How AT&T, Verizon and the Telecom Giants Have Captured the Regulator Supposed to Control Them

Our telecom industry’s overseer doesn’t seem to have any control to stop the greed. That’s because it’s a puppet of the industry giants.

David Rosen and Bruce Kushnick
AlterNet

In a recent AlterNet article, we detailed how the Federal Communications Commission (FCC) helped increase the “FCC Line Charge” (SLC), now capped at $6.50 per line, that is imposed on every residential and business phone line. It is a charge that is usually hidden among the “taxes and surcharges” section of the phone bill. It does not go to fund the FCC, but is a direct subsidy to phone companies.

However, the full story of the role AT&T, Verizon and others played in the FCC’s deliberations establishing the SLC has yet to be told. It is a model of what is known as “regulatory capture,” the process by which a federal or state regulatory or other government agency becomes too cozy with those it is charged to oversee.

In 2000, the phone companies created a campaign known as CALLS (Coalition for Affordable Local and Long Distance Service) to raise fees. It is the model of how these companies, their astroturf shills, co-opted consumer groups, corporate-funded research firms, federal bureaucrats and politicians worked together to effectively take control of the FCC’s agenda and create a massive marketing campaign to fool the public.

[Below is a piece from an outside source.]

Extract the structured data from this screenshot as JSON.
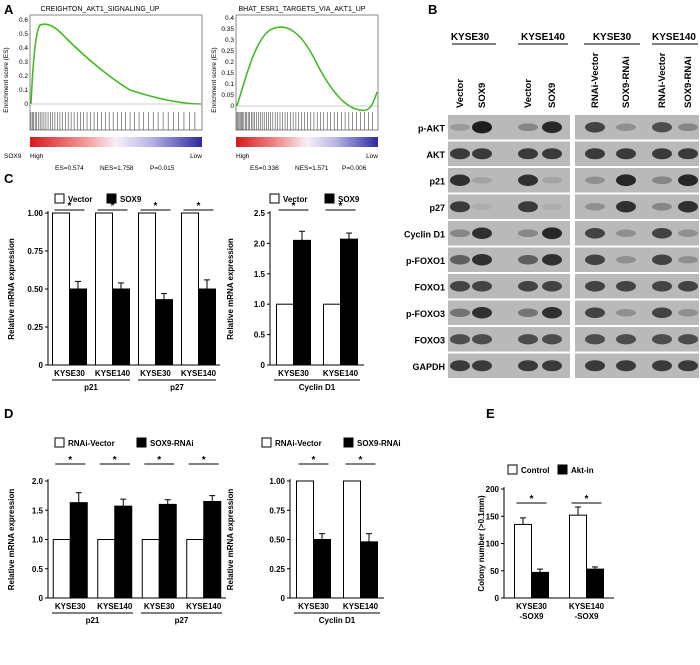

A report on the program was issued on September 19, 2000, and mysteriously disappeared from the FCC Web site. It has surfaced and details how the campaign was implemented. It also offers insight into the mystery of regulatory capture that shadows the FCC. A copy of the suppressed report can be found at

Efforts at regulatory capture pioneered by the CALLS program live on. The FCC’s December 21 order on Internet access illustrates how its policies bend to corporate interests. Tim Wu, a Columbia University law professor and the person who coined the term “net neutrality,” reported on how, in a conversation with FCC chairman Julius Genachowski, the chairman insisted the order could only be accepted if AT&T’s interests were met. (And the only commissioners who voted for it were the Democrats.)

Capture is not limited to the FCC. The Department of Interior’s former agency, Minerals Management Service (MMS), served oil and gas industry interests. Exposed in a series of financial and sex scandals, MMS also resisted Congressional officials efforts to investigate safety concerns relating to a second BP platform and other installations setting the stage for the great Gulf oil spill of 2010.

And capture influences American foreign policy as well. A recent WikiLeaks revelation documents how former United States ambassador to France, Craig Stapleton, proposed to “retaliate” against France and the European Union (EU) because of their opposition to Monsanto’s genetically modified seeds.

Today, regulatory capture is business as usual.